Away from the issue of awards, Douglas Tuck also offers a long comment on politics in architecture in general. For the sake of brevity you can ready the full comment here, but the key points are excerpted below:
"Obviously the NEO Bankside apartments are emotive. In every dream home a heartache... But as a piece of architecture they are fine. Better than most. There are some good ideas, they address the site and - presumably - fulfil client requirements, and do all this in an elegant and novel way: the architect has done his job... Now, the motive of the developer (pseudo benevolent greed) or the insipid weakness of the planning authority in expediting their obligations, well, that is another matter. I think they fall short. The planners, bless, they are so easily corrupted. So that part is simply a combination of greed and politics. Nothing to do with the architect. If Rogers had declined the scheme it would have been developed by some other architectural office. Lets face it, probably one much, much less talented... The Architect has one choice and one alone - either take the job or let it go - and if you do let it go then someone else does it. But it will get built. So try to imagine Neo done by those clowns at Vignelli and ask yourself how well did Rogers office do. I think they spared us a fate much worse." - Douglas Tuck
However, this attitude is perhaps countered elsewhere in the comment thread by "g" who says:
"I think you'll find that if Architects stop prostrating themselves in front of developers en-masse, developers will suddenly not have anybody to do the work for them. You can't just excuse an architect's association with a socially irresponsible project by saying it's all the developers fault. It's the architect that chose to accept the commission. Its the same with the profession's relatively low fees - we refuse to acknowledge our potential worth or power and instead spend our careers undercutting each other morally and financially." - g
I think this is a fascinating debate, and I'd love to hear what our other readers think. Could architects ever organize to stop "undercutting each other morally and financially"? Is it even their job t do so? Let us know in the comments below.

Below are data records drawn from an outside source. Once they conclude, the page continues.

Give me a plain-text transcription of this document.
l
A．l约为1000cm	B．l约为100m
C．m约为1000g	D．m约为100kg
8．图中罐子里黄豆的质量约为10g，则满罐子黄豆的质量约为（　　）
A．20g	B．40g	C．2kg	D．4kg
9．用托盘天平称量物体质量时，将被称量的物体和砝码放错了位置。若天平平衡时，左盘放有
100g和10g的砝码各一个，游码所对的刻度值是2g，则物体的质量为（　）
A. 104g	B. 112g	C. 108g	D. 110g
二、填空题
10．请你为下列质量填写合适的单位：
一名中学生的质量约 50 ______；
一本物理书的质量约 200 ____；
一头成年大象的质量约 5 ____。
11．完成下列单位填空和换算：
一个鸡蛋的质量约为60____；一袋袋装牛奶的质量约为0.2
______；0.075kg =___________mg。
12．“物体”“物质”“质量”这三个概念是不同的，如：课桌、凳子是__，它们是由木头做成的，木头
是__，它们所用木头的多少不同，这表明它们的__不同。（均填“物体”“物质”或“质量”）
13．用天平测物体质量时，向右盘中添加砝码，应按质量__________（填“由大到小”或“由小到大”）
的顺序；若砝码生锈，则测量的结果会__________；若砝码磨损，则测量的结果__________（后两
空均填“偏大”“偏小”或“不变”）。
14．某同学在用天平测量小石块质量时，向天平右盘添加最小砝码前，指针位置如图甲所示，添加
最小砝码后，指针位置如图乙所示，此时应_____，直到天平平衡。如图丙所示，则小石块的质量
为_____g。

An Award for Santiago Calatrava?
The reaction to Santiago Calatrava receiving the European Prize for Architecture was predictably fierce. But among the melee, commenters scot sims and David J Gill managed to push an alternative viewpoint just enough to provoke an interesting debate:
"And here is the problem with the profession. We have an architecture institution rewarding an architect who, over the last few years has had a lot of issues with his buildings. These (insular/ivory tower) institutions which see themselves as the vanguard to the profession are totally out of touch. Here is an architect whose buildings have had major issues. Forget being "a visionary theorist, philosopher and utopian and a true artist in the craft of engineering and architectonic expressionism." Is your building working? What's the point of being an "artist with architectonic expressionism" in the field of architecture, if your buildings are plagued with problems?" - com_on
"I seem to remember there being many issues with roofs leaking, etc. on many FLW houses, and replacing every single window in IM Pei's Hancock Tower. Long term? Big deal." - scot sims
"I think you mean to say that we don't judge architecture and architects by the quality of the roofing contractor's work or by a window manufacturer's technical design detail." - David J Gill
"Good point about FLW buidlings, but that was decades ago, where clients were not that well informed, and the dynamic between architecture and society was different. Today imagine telling a client to rearrange the furniture to avoid the leaking, or having issues with leaking roofs. You'll get your pants sued off." - Com_on
What do our other readers think? To what extent should an architect be held responsible for the build quality of their designs - and will Santiago Calatrava ever be vindicated like Frank Lloyd Wright has been?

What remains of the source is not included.